Hacker News: 10keane

Yes, I set up Karpathy's LLM wiki. Now what?

10keane — Fri, 08 May 2026 13:46:53 +0000

Article URL: https://twitter.com/keane42443/status/2052426761477255448

Comments URL: https://news.ycombinator.com/item?id=48063085

Points: 1

# Comments: 0

"An Agent Cannot See Its Own Bugs" – things I notice running multi-agent daily

10keane — Mon, 27 Apr 2026 12:49:52 +0000

Article URL: https://twitter.com/keane42443/status/2048419624124113119

Comments URL: https://news.ycombinator.com/item?id=47920919

Points: 2

# Comments: 0

New comment by 10keane in "Show HN: Agent Vault – Open-source credential proxy and vault for agents"

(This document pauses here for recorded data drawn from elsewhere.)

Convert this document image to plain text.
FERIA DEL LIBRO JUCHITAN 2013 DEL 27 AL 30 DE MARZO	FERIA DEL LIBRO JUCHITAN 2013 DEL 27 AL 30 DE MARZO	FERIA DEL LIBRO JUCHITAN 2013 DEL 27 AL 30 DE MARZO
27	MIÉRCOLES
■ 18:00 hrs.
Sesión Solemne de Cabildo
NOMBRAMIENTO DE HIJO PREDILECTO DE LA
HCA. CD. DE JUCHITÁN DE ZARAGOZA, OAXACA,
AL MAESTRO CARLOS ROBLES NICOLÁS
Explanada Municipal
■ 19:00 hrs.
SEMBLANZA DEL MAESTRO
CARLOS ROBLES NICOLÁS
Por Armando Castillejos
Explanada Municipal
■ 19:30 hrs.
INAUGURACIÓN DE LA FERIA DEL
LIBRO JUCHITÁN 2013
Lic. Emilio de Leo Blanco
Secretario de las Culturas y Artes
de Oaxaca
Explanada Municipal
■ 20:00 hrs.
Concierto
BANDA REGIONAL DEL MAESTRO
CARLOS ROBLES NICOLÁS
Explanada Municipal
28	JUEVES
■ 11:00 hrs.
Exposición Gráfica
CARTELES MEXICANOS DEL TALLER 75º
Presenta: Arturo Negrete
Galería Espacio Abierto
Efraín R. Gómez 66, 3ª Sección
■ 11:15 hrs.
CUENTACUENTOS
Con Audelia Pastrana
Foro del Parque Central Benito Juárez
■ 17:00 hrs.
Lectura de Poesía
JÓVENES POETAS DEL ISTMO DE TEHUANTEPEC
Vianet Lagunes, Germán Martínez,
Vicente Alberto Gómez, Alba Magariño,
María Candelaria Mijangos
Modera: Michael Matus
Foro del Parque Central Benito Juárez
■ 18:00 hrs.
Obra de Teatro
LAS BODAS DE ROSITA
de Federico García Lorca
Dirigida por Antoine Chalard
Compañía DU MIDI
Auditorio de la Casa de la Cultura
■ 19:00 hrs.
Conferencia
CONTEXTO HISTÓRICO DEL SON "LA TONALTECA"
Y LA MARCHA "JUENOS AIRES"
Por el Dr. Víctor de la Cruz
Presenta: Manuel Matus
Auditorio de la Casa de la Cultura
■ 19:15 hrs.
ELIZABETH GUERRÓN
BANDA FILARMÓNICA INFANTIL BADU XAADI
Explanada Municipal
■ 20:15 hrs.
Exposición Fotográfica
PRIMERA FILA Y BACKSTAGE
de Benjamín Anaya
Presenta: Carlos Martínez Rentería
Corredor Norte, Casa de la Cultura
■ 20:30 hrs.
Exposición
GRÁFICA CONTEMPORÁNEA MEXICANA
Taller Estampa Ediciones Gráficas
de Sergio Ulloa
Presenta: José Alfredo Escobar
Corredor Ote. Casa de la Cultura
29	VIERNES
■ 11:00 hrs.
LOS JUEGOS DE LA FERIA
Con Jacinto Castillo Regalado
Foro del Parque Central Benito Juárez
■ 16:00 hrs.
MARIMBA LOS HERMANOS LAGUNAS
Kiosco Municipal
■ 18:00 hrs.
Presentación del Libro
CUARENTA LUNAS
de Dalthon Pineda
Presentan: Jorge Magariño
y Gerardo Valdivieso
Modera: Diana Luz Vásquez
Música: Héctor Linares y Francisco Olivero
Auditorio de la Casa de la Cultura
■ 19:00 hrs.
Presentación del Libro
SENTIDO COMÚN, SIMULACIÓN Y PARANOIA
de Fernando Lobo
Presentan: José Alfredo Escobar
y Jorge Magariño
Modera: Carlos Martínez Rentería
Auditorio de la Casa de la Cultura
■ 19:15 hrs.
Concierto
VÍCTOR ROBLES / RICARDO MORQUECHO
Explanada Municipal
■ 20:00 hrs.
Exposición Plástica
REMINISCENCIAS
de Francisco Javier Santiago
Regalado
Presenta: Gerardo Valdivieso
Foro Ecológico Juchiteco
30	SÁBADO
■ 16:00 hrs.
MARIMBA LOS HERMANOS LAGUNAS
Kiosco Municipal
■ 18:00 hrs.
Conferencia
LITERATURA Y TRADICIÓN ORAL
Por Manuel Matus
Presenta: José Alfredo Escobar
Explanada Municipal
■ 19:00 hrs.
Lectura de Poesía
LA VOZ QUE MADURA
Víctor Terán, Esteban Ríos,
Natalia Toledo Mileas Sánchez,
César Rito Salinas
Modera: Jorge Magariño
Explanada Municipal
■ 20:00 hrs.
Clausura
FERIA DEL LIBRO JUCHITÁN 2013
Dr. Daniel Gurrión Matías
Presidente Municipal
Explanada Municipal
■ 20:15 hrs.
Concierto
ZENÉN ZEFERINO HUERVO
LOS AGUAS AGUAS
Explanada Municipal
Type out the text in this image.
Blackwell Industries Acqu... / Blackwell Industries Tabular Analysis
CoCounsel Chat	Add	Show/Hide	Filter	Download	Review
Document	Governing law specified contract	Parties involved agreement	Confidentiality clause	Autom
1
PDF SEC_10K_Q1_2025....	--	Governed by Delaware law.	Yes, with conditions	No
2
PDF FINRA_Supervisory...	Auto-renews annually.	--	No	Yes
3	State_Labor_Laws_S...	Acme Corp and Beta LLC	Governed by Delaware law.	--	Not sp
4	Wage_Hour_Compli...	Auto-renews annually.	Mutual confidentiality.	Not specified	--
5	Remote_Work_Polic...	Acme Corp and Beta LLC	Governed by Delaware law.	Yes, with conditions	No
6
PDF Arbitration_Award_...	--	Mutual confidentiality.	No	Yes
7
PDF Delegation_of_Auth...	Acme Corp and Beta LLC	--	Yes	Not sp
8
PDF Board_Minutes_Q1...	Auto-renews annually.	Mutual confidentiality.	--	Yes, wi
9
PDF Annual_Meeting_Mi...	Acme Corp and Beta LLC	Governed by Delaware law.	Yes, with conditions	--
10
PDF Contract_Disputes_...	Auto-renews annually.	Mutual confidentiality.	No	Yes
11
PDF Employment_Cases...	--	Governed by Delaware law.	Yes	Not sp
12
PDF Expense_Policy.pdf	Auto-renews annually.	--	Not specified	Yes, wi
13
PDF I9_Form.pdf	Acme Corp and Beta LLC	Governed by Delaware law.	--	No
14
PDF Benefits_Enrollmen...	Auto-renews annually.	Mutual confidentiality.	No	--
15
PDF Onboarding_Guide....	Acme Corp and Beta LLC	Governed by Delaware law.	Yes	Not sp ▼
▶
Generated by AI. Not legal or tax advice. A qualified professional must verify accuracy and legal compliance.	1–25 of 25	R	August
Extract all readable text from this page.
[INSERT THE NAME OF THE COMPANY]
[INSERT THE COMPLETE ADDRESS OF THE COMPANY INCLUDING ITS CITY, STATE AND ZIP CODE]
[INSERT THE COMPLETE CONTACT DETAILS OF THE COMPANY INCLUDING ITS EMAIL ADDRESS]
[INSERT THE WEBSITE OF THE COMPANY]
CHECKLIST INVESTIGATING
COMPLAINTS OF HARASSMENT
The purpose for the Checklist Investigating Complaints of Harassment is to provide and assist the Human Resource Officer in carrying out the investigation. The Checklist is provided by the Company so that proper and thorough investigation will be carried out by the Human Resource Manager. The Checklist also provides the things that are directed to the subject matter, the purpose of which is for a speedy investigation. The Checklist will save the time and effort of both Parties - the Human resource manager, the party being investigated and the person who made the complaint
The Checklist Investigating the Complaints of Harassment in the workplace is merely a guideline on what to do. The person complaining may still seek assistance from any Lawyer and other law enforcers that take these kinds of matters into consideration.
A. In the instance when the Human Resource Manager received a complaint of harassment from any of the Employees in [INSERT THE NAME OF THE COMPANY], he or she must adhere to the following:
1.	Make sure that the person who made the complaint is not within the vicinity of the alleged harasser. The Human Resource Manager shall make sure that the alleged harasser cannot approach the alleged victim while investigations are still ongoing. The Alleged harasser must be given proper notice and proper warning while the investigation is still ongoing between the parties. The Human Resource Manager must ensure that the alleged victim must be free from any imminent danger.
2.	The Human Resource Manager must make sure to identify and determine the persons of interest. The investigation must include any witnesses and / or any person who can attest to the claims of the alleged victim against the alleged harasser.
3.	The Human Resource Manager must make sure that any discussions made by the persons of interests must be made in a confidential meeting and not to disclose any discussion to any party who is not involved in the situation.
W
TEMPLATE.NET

10keane — Fri, 24 Apr 2026 06:55:33 +0000

been thinking about this exact problem for a while. my own setup uses OS keyring with a token substitution pattern — the agent requests a credential by name, the substitution happens at execution time, the LLM never sees the raw value in context or logs. works reasonably well.

but the problem with that model is it's static protection. if the agent process itself becomes hostile or gets prompt-injected, keyring doesn't really help — it can still request the secret and get it, it just doesn't see it in the context window.

the shift i've been landing on and building into Orbital(my own project) is that it's less about blocking credential access and more about supervising it. you want to know exactly when and why the agent is requesting something, and have the ability to approve or deny in the moment. pre-set policies are hard because you genuinely can't anticipate what tools an agent will call before it runs — claude code might use curl, bash, or a completely random command depending on the problem. the approval needs to happen at runtime, not preset.

the proxy model here is interesting because it creates a natural supervision boundary. curious whether you're planning runtime approval flows or if the design stays policy-based.

New comment by 10keane in "Workspace Agents in ChatGPT"

10keane — Thu, 23 Apr 2026 06:40:25 +0000

i actually like the concept of workspace agent, because i am feeling some real pain here to run long-term project while retaining context for each instance of agent. but based on the demo it seems more like for cooperation instead of preserving long-term project state: decisions made, actions taken, approvals given, history of what each agent did and why. it is then just a more convenient chatgpt entry in group chat.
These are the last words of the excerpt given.